Rob’s group is a heavy user of Adobe Target-driven product recommendations and focuses deeply on analyzing the success of these algorithmically presented products. To do this analysis, Rob and his team needed to directly attribute each product recommendation to actual 1:1 revenue. He was able to do this using a merchandising eVar (bound to ‘Add To Cart’), a classification file (to identify location and experience information), and ReportBuilder (to conduct extremely granular analysis). For even more details, watch the Analytics Idol slide show.
Tip 2: Break out month-over-month data more fairly.
How many times has your company looked at month-over-month data? Well, maybe it’s time to break out that data in a way that’s a little fairer. Rob suggests that companies take advantage of the time-parting functionality they already possess to also separate business days from non-business days. Doing so may help explain why a 2.4 percent drop in revenue in February was actually a 2.5 percent increase in revenue in comparison to January — all because there were more days to do business in that first month. A combination of your time-parting eVar, classifications rule builder, an Analytics sub-classification, and ReportBuilder all make this possible.
Prolet Miteva, Senior Manager of Web Analytics Platforms, Autodesk
Tip 1: Motivate your team to be passionate about data.
Prolet’s team noticed a problem — her marketers were not excited about data. To solve this, she decided to go where her users were and give them data there. Deciding to start small — focusing on basic traffic and scroll information, navigational sources, and firmographic and technological data — Prolet chose to build an in-house extension for Chrome that would bring the data right to their fingertips. Her marketers were then able to access to each of these data types at the click of a button — right in their browser! Prolet found that this drove adoption of data, better questions from her marketers, and further interest in Adobe Analytics deployment.
Tip 2: Know the potential audience size you can target for personalization and testing.
Understanding the potential audience size for a target offer is a requirement for choosing your segmentation wisely. Prolet has identified a slick way to do this — leverage Adobe Analytics segmentation and the integration of Adobe Analytics and Adobe Target. First, define your Adobe Marketing Cloud audience, evaluate the audience size, create a sequential segment to handle the transfer of audience data between systems, and then create a comparison workspace. The benefit is that you get the power of Analytics segmentation with the verification of your population size — all before you deploy your test.
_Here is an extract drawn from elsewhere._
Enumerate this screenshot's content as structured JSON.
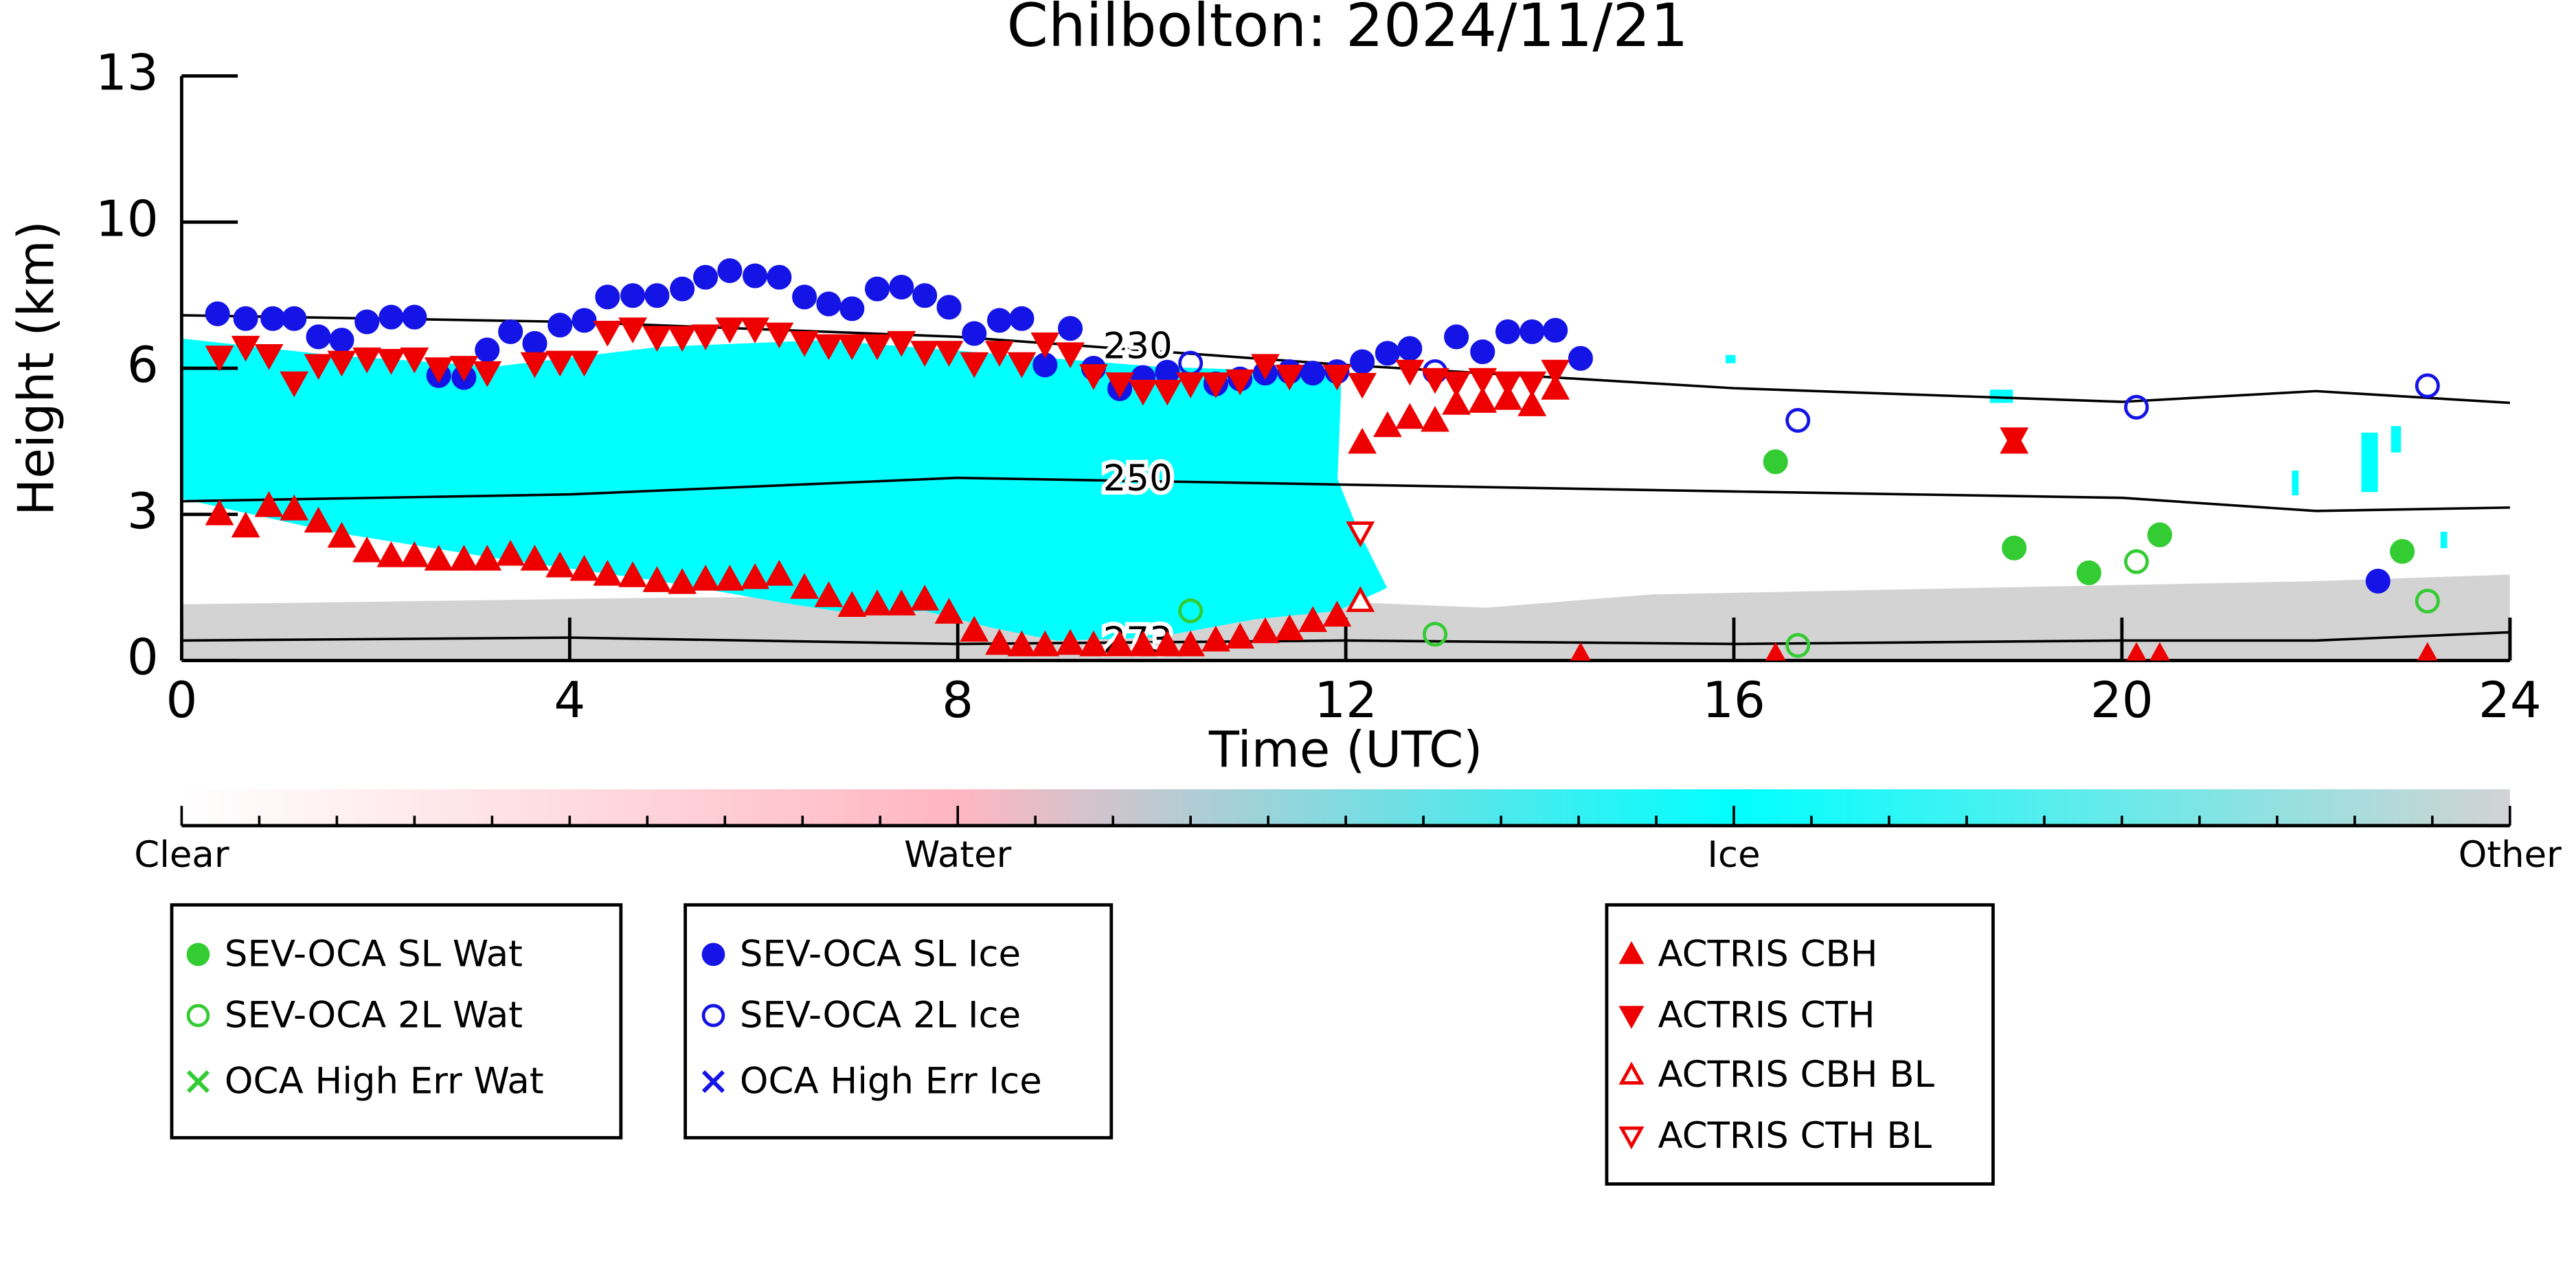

David Bressler, Analytics Lead, Net Conversion
Tip 1: When event data is missing, use stats, page views, and correlation analysis to fill in gaps.
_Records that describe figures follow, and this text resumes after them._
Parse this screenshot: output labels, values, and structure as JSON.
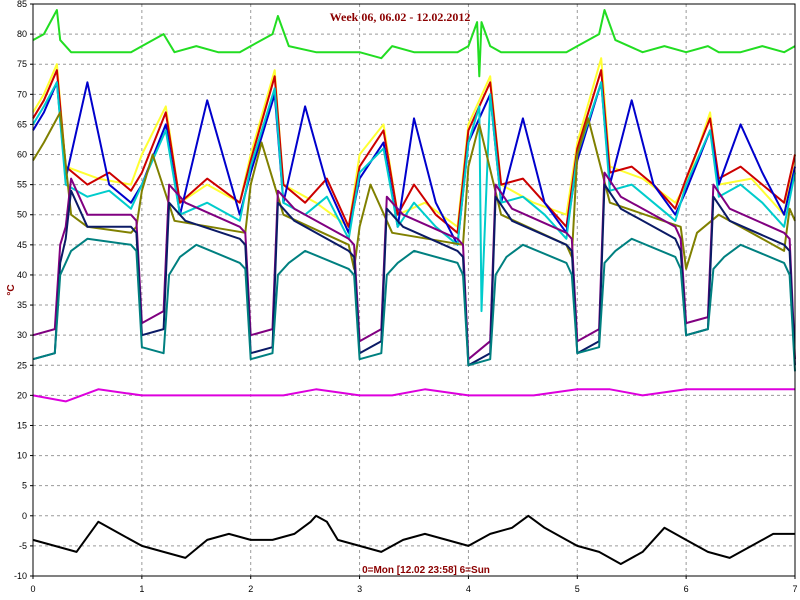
{
  "chart_data": {
    "type": "line",
    "title": "Week 06, 06.02 - 12.02.2012",
    "xlabel": "0=Mon [12.02 23:58] 6=Sun",
    "ylabel": "°C",
    "xlim": [
      0,
      7
    ],
    "ylim": [
      -10,
      85
    ],
    "xticks": [
      0,
      1,
      2,
      3,
      4,
      5,
      6,
      7
    ],
    "yticks": [
      -10,
      -5,
      0,
      5,
      10,
      15,
      20,
      25,
      30,
      35,
      40,
      45,
      50,
      55,
      60,
      65,
      70,
      75,
      80,
      85
    ],
    "grid": true,
    "legend": "none",
    "series": [
      {
        "color": "#22dd22",
        "x": [
          0,
          0.1,
          0.22,
          0.25,
          0.35,
          0.5,
          0.7,
          0.9,
          1.0,
          1.2,
          1.3,
          1.5,
          1.7,
          1.9,
          2.0,
          2.2,
          2.25,
          2.35,
          2.6,
          2.8,
          3.0,
          3.2,
          3.3,
          3.5,
          3.7,
          3.9,
          4.0,
          4.08,
          4.1,
          4.12,
          4.2,
          4.3,
          4.5,
          4.7,
          4.9,
          5.0,
          5.2,
          5.25,
          5.35,
          5.6,
          5.8,
          6.0,
          6.2,
          6.3,
          6.5,
          6.7,
          6.9,
          7.0
        ],
        "y": [
          79,
          80,
          84,
          79,
          77,
          77,
          77,
          77,
          78,
          80,
          77,
          78,
          77,
          77,
          78,
          80,
          83,
          78,
          77,
          77,
          77,
          76,
          78,
          77,
          77,
          77,
          78,
          82,
          73,
          82,
          78,
          77,
          77,
          77,
          77,
          78,
          80,
          84,
          79,
          77,
          78,
          77,
          78,
          77,
          77,
          78,
          77,
          78
        ]
      },
      {
        "color": "#ffff33",
        "x": [
          0,
          0.1,
          0.22,
          0.3,
          0.6,
          0.9,
          1.0,
          1.22,
          1.35,
          1.6,
          1.9,
          2.0,
          2.22,
          2.3,
          2.6,
          2.9,
          3.0,
          3.22,
          3.35,
          3.6,
          3.9,
          4.0,
          4.2,
          4.3,
          4.6,
          4.9,
          5.0,
          5.22,
          5.3,
          5.6,
          5.9,
          6.0,
          6.22,
          6.3,
          6.6,
          6.9,
          7.0
        ],
        "y": [
          67,
          70,
          75,
          58,
          56,
          55,
          60,
          68,
          52,
          55,
          52,
          60,
          74,
          55,
          52,
          48,
          60,
          65,
          50,
          52,
          48,
          65,
          73,
          55,
          52,
          50,
          62,
          76,
          58,
          56,
          52,
          55,
          67,
          55,
          56,
          50,
          60
        ]
      },
      {
        "color": "#cc0000",
        "x": [
          0,
          0.1,
          0.22,
          0.3,
          0.5,
          0.7,
          0.9,
          1.0,
          1.22,
          1.35,
          1.6,
          1.9,
          2.0,
          2.22,
          2.3,
          2.5,
          2.7,
          2.9,
          3.0,
          3.22,
          3.35,
          3.5,
          3.7,
          3.9,
          4.0,
          4.2,
          4.3,
          4.5,
          4.7,
          4.9,
          5.0,
          5.22,
          5.3,
          5.5,
          5.7,
          5.9,
          6.0,
          6.22,
          6.3,
          6.5,
          6.7,
          6.9,
          7.0
        ],
        "y": [
          66,
          69,
          74,
          58,
          55,
          57,
          54,
          57,
          67,
          52,
          56,
          52,
          59,
          73,
          55,
          52,
          56,
          48,
          58,
          64,
          50,
          55,
          50,
          47,
          64,
          72,
          55,
          56,
          52,
          48,
          61,
          74,
          57,
          58,
          55,
          51,
          56,
          66,
          56,
          58,
          55,
          52,
          60
        ]
      },
      {
        "color": "#0000cc",
        "x": [
          0,
          0.1,
          0.22,
          0.3,
          0.5,
          0.7,
          0.9,
          1.0,
          1.22,
          1.35,
          1.6,
          1.9,
          2.0,
          2.22,
          2.3,
          2.5,
          2.7,
          2.9,
          3.0,
          3.22,
          3.35,
          3.5,
          3.7,
          3.9,
          4.0,
          4.2,
          4.3,
          4.5,
          4.7,
          4.9,
          5.0,
          5.22,
          5.3,
          5.5,
          5.7,
          5.9,
          6.0,
          6.22,
          6.3,
          6.5,
          6.7,
          6.9,
          7.0
        ],
        "y": [
          64,
          67,
          72,
          56,
          72,
          55,
          52,
          55,
          65,
          50,
          69,
          50,
          57,
          70,
          52,
          68,
          55,
          47,
          56,
          62,
          48,
          66,
          52,
          45,
          62,
          70,
          52,
          66,
          52,
          47,
          59,
          72,
          55,
          69,
          55,
          50,
          54,
          64,
          55,
          65,
          57,
          50,
          58
        ]
      },
      {
        "color": "#00cccc",
        "x": [
          0,
          0.1,
          0.22,
          0.3,
          0.5,
          0.7,
          0.9,
          1.0,
          1.22,
          1.35,
          1.6,
          1.9,
          2.0,
          2.22,
          2.3,
          2.5,
          2.7,
          2.9,
          3.0,
          3.22,
          3.35,
          3.5,
          3.7,
          3.9,
          4.0,
          4.1,
          4.12,
          4.2,
          4.3,
          4.5,
          4.7,
          4.9,
          5.0,
          5.22,
          5.3,
          5.5,
          5.7,
          5.9,
          6.0,
          6.22,
          6.3,
          6.5,
          6.7,
          6.9,
          7.0
        ],
        "y": [
          65,
          68,
          72,
          55,
          53,
          54,
          51,
          55,
          64,
          50,
          52,
          49,
          58,
          71,
          52,
          50,
          53,
          46,
          57,
          61,
          48,
          52,
          48,
          45,
          62,
          68,
          34,
          70,
          52,
          53,
          50,
          46,
          60,
          72,
          54,
          55,
          52,
          49,
          55,
          64,
          53,
          55,
          52,
          48,
          57
        ]
      },
      {
        "color": "#808000",
        "x": [
          0,
          0.1,
          0.25,
          0.35,
          0.5,
          0.9,
          0.95,
          1.0,
          1.1,
          1.3,
          1.95,
          2.0,
          2.1,
          2.3,
          2.9,
          2.95,
          3.0,
          3.1,
          3.3,
          3.95,
          4.0,
          4.1,
          4.3,
          4.9,
          4.95,
          5.0,
          5.1,
          5.3,
          5.95,
          6.0,
          6.1,
          6.3,
          6.9,
          6.95,
          7.0
        ],
        "y": [
          59,
          62,
          67,
          50,
          48,
          47,
          48,
          54,
          60,
          49,
          47,
          55,
          62,
          50,
          45,
          41,
          48,
          55,
          47,
          45,
          58,
          65,
          50,
          45,
          43,
          60,
          66,
          52,
          48,
          41,
          47,
          50,
          44,
          51,
          49
        ]
      },
      {
        "color": "#800080",
        "x": [
          0,
          0.2,
          0.25,
          0.3,
          0.35,
          0.5,
          0.9,
          0.95,
          1.0,
          1.2,
          1.25,
          1.4,
          1.9,
          1.95,
          2.0,
          2.2,
          2.25,
          2.4,
          2.9,
          2.95,
          3.0,
          3.2,
          3.25,
          3.4,
          3.9,
          3.95,
          4.0,
          4.2,
          4.25,
          4.4,
          4.9,
          4.95,
          5.0,
          5.2,
          5.25,
          5.4,
          5.9,
          5.95,
          6.0,
          6.2,
          6.25,
          6.4,
          6.9,
          6.95,
          7.0
        ],
        "y": [
          30,
          31,
          45,
          48,
          56,
          50,
          50,
          49,
          32,
          34,
          55,
          52,
          48,
          47,
          30,
          31,
          54,
          51,
          46,
          45,
          29,
          31,
          53,
          50,
          46,
          45,
          26,
          29,
          55,
          51,
          47,
          46,
          29,
          31,
          57,
          53,
          48,
          46,
          32,
          33,
          55,
          51,
          47,
          46,
          26
        ]
      },
      {
        "color": "#0b1a66",
        "x": [
          0,
          0.2,
          0.25,
          0.3,
          0.35,
          0.5,
          0.9,
          0.95,
          1.0,
          1.2,
          1.25,
          1.4,
          1.9,
          1.95,
          2.0,
          2.2,
          2.25,
          2.4,
          2.9,
          2.95,
          3.0,
          3.2,
          3.25,
          3.4,
          3.9,
          3.95,
          4.0,
          4.2,
          4.25,
          4.4,
          4.9,
          4.95,
          5.0,
          5.2,
          5.25,
          5.4,
          5.9,
          5.95,
          6.0,
          6.2,
          6.25,
          6.4,
          6.9,
          6.95,
          7.0
        ],
        "y": [
          26,
          27,
          42,
          46,
          54,
          48,
          48,
          47,
          30,
          31,
          52,
          49,
          46,
          45,
          27,
          28,
          52,
          49,
          44,
          43,
          27,
          29,
          51,
          48,
          44,
          43,
          25,
          27,
          53,
          49,
          45,
          44,
          27,
          29,
          55,
          51,
          46,
          44,
          30,
          31,
          53,
          49,
          45,
          44,
          25
        ]
      },
      {
        "color": "#008080",
        "x": [
          0,
          0.2,
          0.25,
          0.35,
          0.5,
          0.9,
          0.95,
          1.0,
          1.2,
          1.25,
          1.35,
          1.5,
          1.9,
          1.95,
          2.0,
          2.2,
          2.25,
          2.35,
          2.5,
          2.9,
          2.95,
          3.0,
          3.2,
          3.25,
          3.35,
          3.5,
          3.9,
          3.95,
          4.0,
          4.2,
          4.25,
          4.35,
          4.5,
          4.9,
          4.95,
          5.0,
          5.2,
          5.25,
          5.35,
          5.5,
          5.9,
          5.95,
          6.0,
          6.2,
          6.25,
          6.35,
          6.5,
          6.9,
          6.95,
          7.0
        ],
        "y": [
          26,
          27,
          40,
          44,
          46,
          45,
          44,
          28,
          27,
          40,
          43,
          45,
          42,
          41,
          26,
          27,
          40,
          42,
          44,
          41,
          40,
          26,
          27,
          40,
          42,
          44,
          42,
          40,
          25,
          26,
          40,
          43,
          45,
          42,
          40,
          27,
          28,
          42,
          44,
          46,
          43,
          41,
          30,
          31,
          41,
          43,
          45,
          42,
          40,
          24
        ]
      },
      {
        "color": "#dd00dd",
        "x": [
          0,
          0.3,
          0.6,
          1.0,
          1.3,
          1.6,
          2.0,
          2.3,
          2.6,
          3.0,
          3.3,
          3.6,
          4.0,
          4.3,
          4.6,
          5.0,
          5.3,
          5.6,
          6.0,
          6.3,
          6.6,
          7.0
        ],
        "y": [
          20,
          19,
          21,
          20,
          20,
          20,
          20,
          20,
          21,
          20,
          20,
          21,
          20,
          20,
          20,
          21,
          21,
          20,
          21,
          21,
          21,
          21
        ]
      },
      {
        "color": "#000000",
        "x": [
          0,
          0.2,
          0.4,
          0.6,
          0.8,
          1.0,
          1.2,
          1.4,
          1.6,
          1.8,
          2.0,
          2.2,
          2.4,
          2.55,
          2.6,
          2.7,
          2.8,
          3.0,
          3.2,
          3.4,
          3.6,
          3.8,
          4.0,
          4.2,
          4.4,
          4.55,
          4.7,
          4.9,
          5.0,
          5.2,
          5.4,
          5.6,
          5.8,
          6.0,
          6.2,
          6.4,
          6.6,
          6.8,
          7.0
        ],
        "y": [
          -4,
          -5,
          -6,
          -1,
          -3,
          -5,
          -6,
          -7,
          -4,
          -3,
          -4,
          -4,
          -3,
          -1,
          0,
          -1,
          -4,
          -5,
          -6,
          -4,
          -3,
          -4,
          -5,
          -3,
          -2,
          0,
          -2,
          -4,
          -5,
          -6,
          -8,
          -6,
          -2,
          -4,
          -6,
          -7,
          -5,
          -3,
          -3
        ]
      }
    ]
  }
}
David knows that ‘things’ happen with data, and sometimes, you have to be creative to resolve those things. When you can, David suggests simply using a combination of page views and an additional calculated metric to fill in the gap. When this won’t suffice, David recommends using his process for leveraging a correlation analysis and linear equation to empower your calculated metric with even more accuracy.
Tip 2: Create a calculated metric that truly shows average page-load time.
David walked the Idol attendees through a valuable and arduous process to better understand how page-load time affects conversion. Based on his analysis, a one-second improvement in page-load time helped drive a 3 percent increase in conversion. David then revealed his secret sauce — a combination that includes an app measurement plugin, a classification rule builder, a few segments, and one MASSIVE calculated metric to obtain the data he needs. You really must see it to believe it!